List all versions of a project

ScrapydAPI.list_versions(project)

This endpoint lists all available versions of a given project. See the list versions endpoint on Scrapyd’s documentation.

Arguments:

  • project (string) The name of the project to list versions for.

Returns: (list) A list of strings denoting all available version names for the requested project.

>>> scrapyd.list_versions('project_name'):
[u'345', u'346', u'347', u'348']

Schedule a job to run

ScrapydAPI.schedule(project, spider, settings=None, **kwargs)

The main action method which would actually cause scraping to start. This action schedules a given spider to run immediately if there are no concurrent jobs or as soon as possible once the current jobs are complete (this is a Scrapyd setting).

There is currently no built-in ability in Scrapyd to schedule a spider for a specific time, but this can be handled client side by simply firing off the request at the desired time.

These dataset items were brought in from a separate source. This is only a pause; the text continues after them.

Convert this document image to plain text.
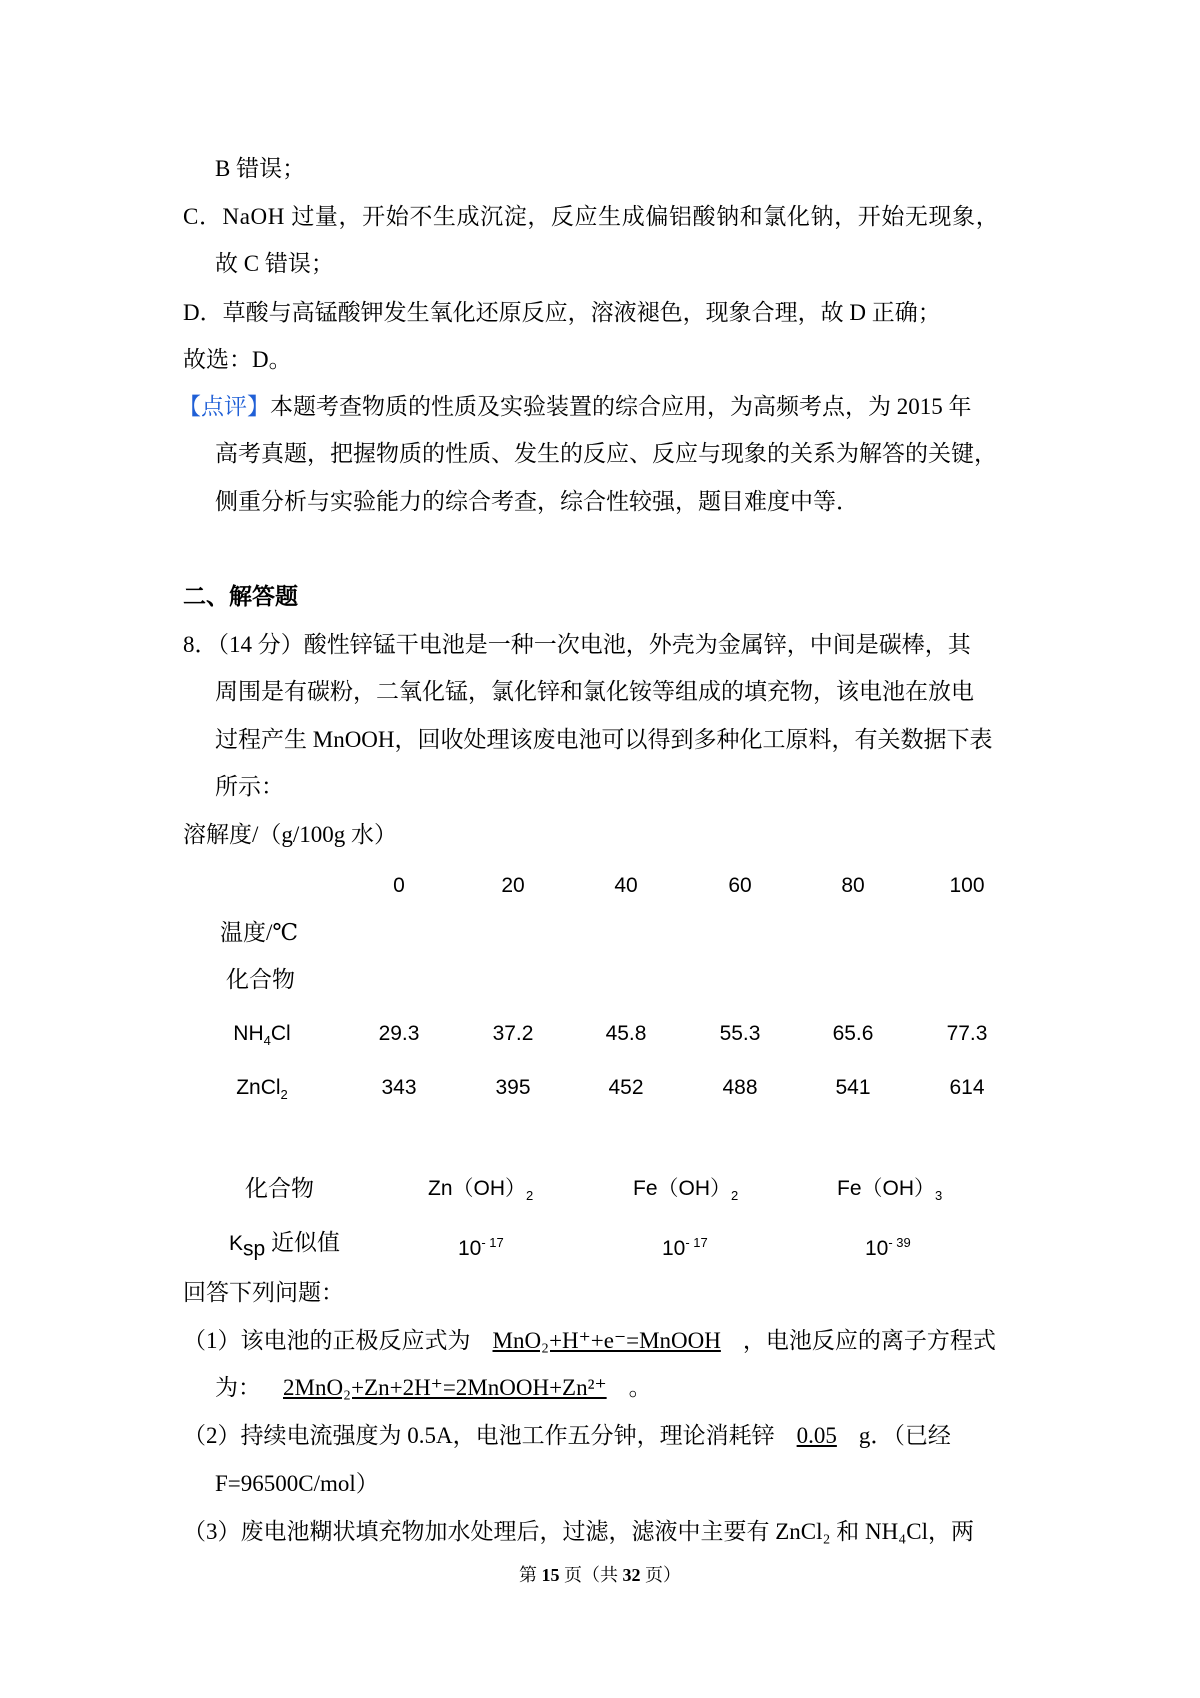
B 错误；
C．NaOH 过量，开始不生成沉淀，反应生成偏铝酸钠和氯化钠，开始无现象，
故 C 错误；
D．草酸与高锰酸钾发生氧化还原反应，溶液褪色，现象合理，故 D 正确；
故选：D。
【点评】本题考查物质的性质及实验装置的综合应用，为高频考点，为 2015 年
高考真题，把握物质的性质、发生的反应、反应与现象的关系为解答的关键，
侧重分析与实验能力的综合考查，综合性较强，题目难度中等．
二、解答题
8．（14 分）酸性锌锰干电池是一种一次电池，外壳为金属锌，中间是碳棒，其
周围是有碳粉，二氧化锰，氯化锌和氯化铵等组成的填充物，该电池在放电
过程产生 MnOOH，回收处理该废电池可以得到多种化工原料，有关数据下表
所示：
溶解度/（g/100g 水）
0	20	40	60	80	100
温度/℃
化合物
$NH_4Cl$	29.3	37.2	45.8	55.3	65.6	77.3
ZnCl$_2$	343	395	452	488	541	614
化合物	$Zn(OH)_2$	$Fe(OH)_2$	$Fe(OH)_3$
$K_{sp}$ 近似值	$10^{- 17}$	$10^{- 17}$	$10^{- 39}$
回答下列问题：
（1）该电池的正极反应式为 MnO₂+H⁺+e⁻=MnOOH ，电池反应的离子方程式
为： 2MnO₂+Zn+2H⁺=2MnOOH+Zn²⁺ 。
（2）持续电流强度为 0.5A，电池工作五分钟，理论消耗锌 0.05 g．（已经
F=96500C/mol）
（3）废电池糊状填充物加水处理后，过滤，滤液中主要有 ZnCl₂ 和 NH₄Cl，两
第 15 页（共 32 页）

See the schedule endpoint on Scrapyd’s documentation.

Arguments:

  • project (string) The name of the project that owns the spider.
  • spider (string) The name of the spider you wish to run.
  • settings (dict) A dictionary of Scrapy settings keys you wish to override for this run.
  • kwargs Any extra parameters you would like to pass to the spiders constructor/init method.

Returns: (string) The Job ID of the newly created run.

# Schedule a job to run now sans extra parameters.
>>> scrapyd.schedule('project_name', 'spider_name')
u'14a6599ef67111e38a0e080027880ca6'
# Schedule a job to run now with overridden settings.
>>> settings = {'DOWNLOAD_DELAY': 2}
>>> scrapyd.schedule('project_name', 'spider_name', settings=settings)
u'23b5688df67111e38a0e080027880ca6'
# Schedule a job to run now with overridden settings.
# Schedule a joib to run now while passing init parameters.
>>> scrapyd.schedule('project_name', 'spider_name', extra_init_param='value')
u'14a6599ef67111e38a0e080027880ca6'
# Schedule a job to run now with overridden settings.

Note

‘project’, ‘spider’ and ‘settings’ are reserved kwargs for this method and therefore these names should be avoided when trying to pass extra attributes to the spider init.

Handling Exceptions

As this library relies on the Requests library to handle HTTP connections, the exceptions raised by Requests itself for such things as hard connection errors, timeouts etc can be found in the Requests exceptions documentation.

However, when the problem is an error Scrapyd has returned itself instead, the scrapyd_api.exceptions.ScrapydResponseError will be raised with the applicable error message sent back from the Scrapyd API.

This works by simply checking the JSON return’s status key and raising the exception with the return’s message value, allowing the developer to debug the response.